We are pleased to introduce a new article series from KPMG Private Enterprise exploring how family businesses are adopting new ways of thinking and driving continuous innovations that are preparing their businesses and their families for future opportunities in light of the current landscape.

This first article ‘Sustaining a culture of continuous transformation in family business’ focuses on the broad topic of business transformation and shares insights from family business leaders on their approach to business transformation and how it sustains their purpose, values and the long-term success of their businesses.

What’s driving the transformation of your family business?

Who is accountable? Have the risks been considered? How are you measuring your success?

Who is accountable?

Clear accountability for achieving results can be an important form of recognition in family businesses. And the importance of shared accountability for achieving a culture of continuous transformation can be the bedrock of many family businesses as the business and the family both evolve over time.

Business transformation – is it a potentially risky business?

Continuous transformation doesn’t come without risk. Clear visibility is needed of the internal and external risks that can affect the business, strategy or transformation model. An Enterprise Risk Management (ERM) assessment can be a key exercise to help address or eliminate the risks.

The need to re-recruit the family

For sustainable ownership and management, family members should remain excited about the business, especially younger generations with new skills and talents. It’s important not to lose sight of the family’s shared purpose, vision and values to continuously re-recruit family members.

Is change fatigue setting in?

With continuous transformation, there is the potential for “change fatigue” and the amount of churn in the workforce is one indicator of waning energy. The key is to have good policies and procedures in place so when turnover occurs it isn’t too disruptive.

The unseen driver of financial performance

There is often a correlation between the financial performance and the involvement of an independent director. With formal board evaluations to assess the performance of the board as a whole, significant improvements have been seen in business performance.

How are you measuring success?

Family members’ roles and accountabilities may be blurred for the family and non-family employees. It is important to have everyone’s roles and responsibilities clearly defined and for employees to know how their performance is measured.

Sustaining a culture of continuous transformation in family business

The need to transform many companies — even entire industries — is the next stage in dealing with the impact of the pandemic. In the past, the need for change generally targeted a specific area of a company’s operations, such as restructuring the sales function or implementing a new performance management system. The far-reaching impact of the pandemic on businesses and society has changed that thinking.

The impetus for companies to transform their businesses in this new environment is taking the concept of change to a much higher level, which is being driven by the need to assess and potentially reinvent several aspects of businesses from top to bottom. Transformation is not a new idea in the world of family businesses, as heard in the recent KPMG Private Enterprise roundtable discussions with senior family business leaders across the world.
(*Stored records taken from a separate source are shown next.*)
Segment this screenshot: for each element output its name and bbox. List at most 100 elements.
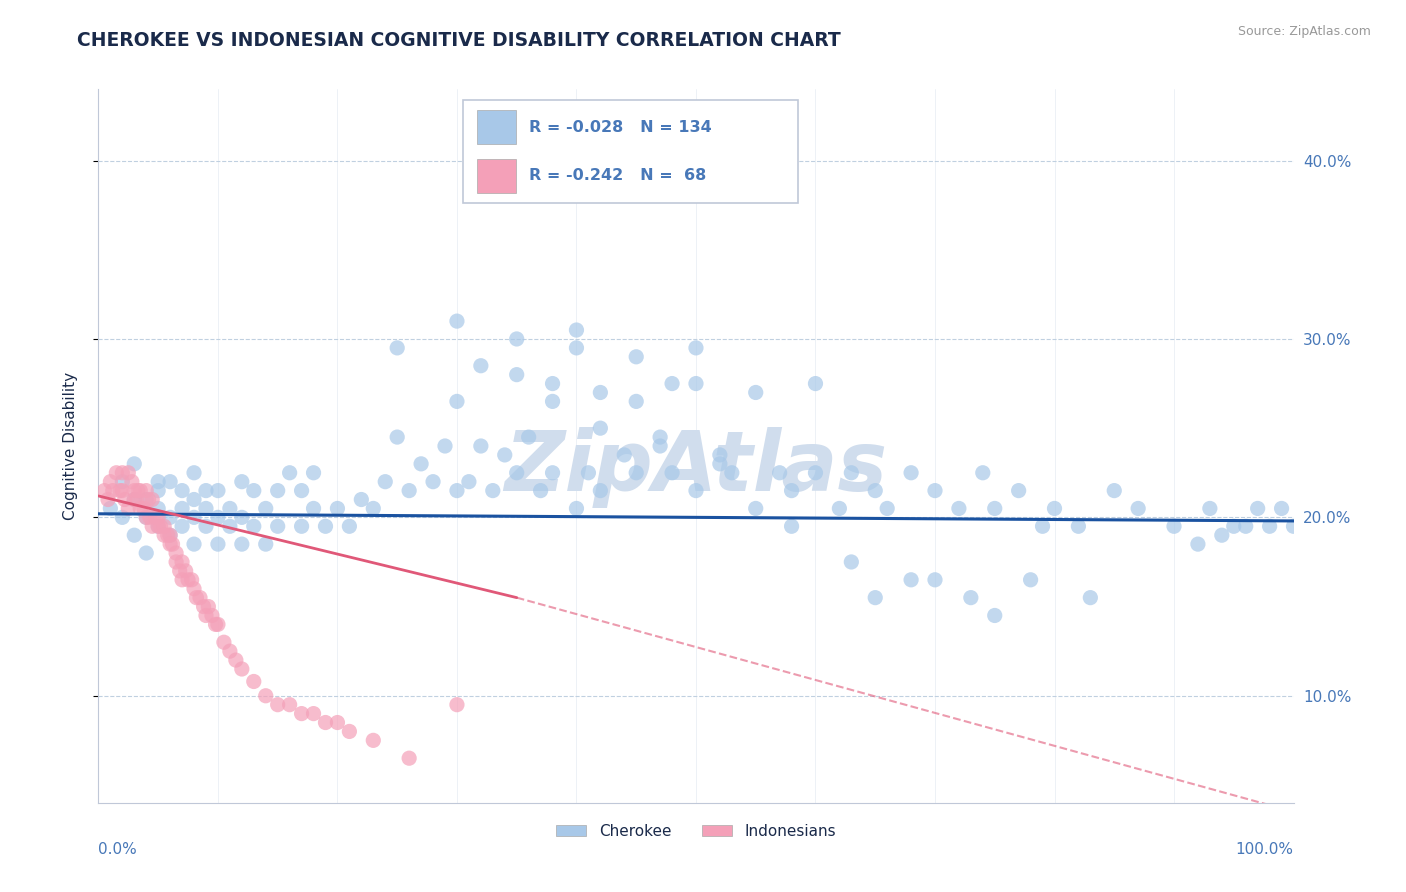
Point xyxy=(291,519,314,533)
Point xyxy=(180,573,202,587)
Point xyxy=(780,483,803,498)
Point xyxy=(541,394,564,409)
Point xyxy=(148,483,170,498)
Point xyxy=(626,350,648,364)
Text: R = -0.242   N =  68: R = -0.242 N = 68 xyxy=(529,169,706,184)
Point xyxy=(1247,501,1270,516)
Point xyxy=(124,483,146,498)
Point xyxy=(661,466,683,480)
Point xyxy=(865,591,887,605)
Point xyxy=(148,519,170,533)
Point xyxy=(101,483,124,498)
Point xyxy=(804,376,827,391)
Point xyxy=(1211,528,1233,542)
Text: CHEROKEE VS INDONESIAN COGNITIVE DISABILITY CORRELATION CHART: CHEROKEE VS INDONESIAN COGNITIVE DISABIL… xyxy=(77,31,841,50)
Point xyxy=(648,439,672,453)
Point xyxy=(231,475,253,489)
Point xyxy=(398,751,420,765)
Point xyxy=(685,341,707,355)
Point xyxy=(195,483,218,498)
Point xyxy=(1271,501,1294,516)
Point xyxy=(506,368,529,382)
Point xyxy=(204,617,226,632)
Point xyxy=(948,501,970,516)
Point xyxy=(865,483,887,498)
Point xyxy=(135,546,157,560)
Point xyxy=(108,483,131,498)
Point xyxy=(254,537,277,551)
Point xyxy=(804,466,827,480)
Bar xyxy=(463,100,797,203)
Point xyxy=(165,546,187,560)
Point xyxy=(141,492,163,507)
Point xyxy=(960,591,983,605)
Point xyxy=(159,510,181,524)
Point xyxy=(231,510,253,524)
Point xyxy=(195,519,218,533)
Point xyxy=(231,537,253,551)
Point xyxy=(267,698,290,712)
Point xyxy=(195,501,218,516)
Point xyxy=(193,599,215,614)
Point xyxy=(1008,483,1031,498)
Point xyxy=(111,510,134,524)
Point xyxy=(1043,501,1066,516)
Point xyxy=(124,492,146,507)
Point xyxy=(721,466,744,480)
Point xyxy=(169,564,191,578)
Point xyxy=(589,385,612,400)
Point xyxy=(139,510,162,524)
Point xyxy=(201,608,224,623)
Point xyxy=(984,608,1007,623)
Point xyxy=(129,483,152,498)
Point xyxy=(291,706,314,721)
Point xyxy=(434,439,457,453)
Point xyxy=(315,715,337,730)
Point xyxy=(93,483,115,498)
Point xyxy=(159,537,181,551)
Point xyxy=(243,483,266,498)
Point xyxy=(156,528,179,542)
Point xyxy=(876,501,898,516)
Point xyxy=(219,501,242,516)
Point xyxy=(172,573,194,587)
Point xyxy=(111,475,134,489)
Point xyxy=(1032,519,1054,533)
Point xyxy=(470,439,492,453)
Point xyxy=(138,492,160,507)
Point xyxy=(1019,573,1042,587)
Point xyxy=(114,492,136,507)
Text: ZipAtlas: ZipAtlas xyxy=(505,427,887,508)
Point xyxy=(148,510,170,524)
Point xyxy=(172,519,194,533)
Point xyxy=(1223,519,1246,533)
Point xyxy=(132,501,155,516)
Point xyxy=(363,733,385,747)
Point xyxy=(172,483,194,498)
Point xyxy=(267,519,290,533)
Point xyxy=(159,475,181,489)
Point xyxy=(127,483,149,498)
Point xyxy=(231,662,253,676)
Point xyxy=(291,483,314,498)
Point xyxy=(517,430,540,444)
Point xyxy=(709,448,731,462)
Point xyxy=(745,501,768,516)
Point xyxy=(219,519,242,533)
Point xyxy=(135,492,157,507)
Point xyxy=(900,466,922,480)
Point xyxy=(162,537,184,551)
Point xyxy=(900,573,922,587)
Y-axis label: Cognitive Disability: Cognitive Disability xyxy=(63,372,77,520)
Point xyxy=(302,501,325,516)
Point xyxy=(565,323,588,337)
Point xyxy=(470,359,492,373)
Point xyxy=(661,376,683,391)
Point xyxy=(135,483,157,498)
Point xyxy=(254,689,277,703)
Point xyxy=(225,653,247,667)
Point xyxy=(589,421,612,435)
Point xyxy=(446,483,468,498)
Point xyxy=(385,341,409,355)
Point xyxy=(183,510,205,524)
What sets business transformation apart in family businesses?

Family businesses, like most other business types, had to react quickly to the sudden impact of the pandemic. Necessary changes were made, but the kind of change that is truly transformative is proactive, not reactive. The continuous transformation mindset is driven, first and foremost, by the family’s purpose and values, their continuous search for new opportunities, and their agility to mitigate potential threats.

Beyond digital

The roundtable participants agreed that business transformation includes everything that is important to the family business and the business family which includes — but is not solely focused on — its technology and operating systems. They emphasized the importance of distinguishing digital transformation as an enabler of change from the broad transformation that might be required across most of the business itself.

Sustainability and the environmental, social and corporate governance (ESG) agendas of the family business and the business family are also becoming new driving forces behind the need to transform the business. They recognize that ESG links back to the shared purpose of the family and the culture of the business. It also helps drives the choices that customers make, strives to ensure the supply chain is ethical, and makes it a priority to collect and report accurate data that gauges the impact of their actions.

Who should be accountable for continuously transforming your business?

In a typical corporate setting, roles and responsibilities are narrowly defined and accountabilities are prescribed. Employees have titles, role descriptions and they work within the scope of those roles.

In family businesses that are more fluid, family members might take on multiple roles, and they’ll often lend an extra helping hand wherever and whenever it’s needed. With a more flexible structure compared to corporate enterprises, they are also often known to change and evolve with the entry of next-gen family members who bring new skills and expertise to the table.

In family businesses, the family’s identification with the business and their shared values also generates an added layer of personal accountability. As one family business leader described, “The family is the business, and the business is the family. When things aren’t going well in a family, you can’t just throw up your hands and walk away. The same is true for the family business.”

However, there are concerns among some family business leaders that if a family is running the business and owning it, they are essentially reporting to themselves. Could this lead to potential problems if they aren’t answerable to someone who has an objective perspective and holds them to account by asking the right questions?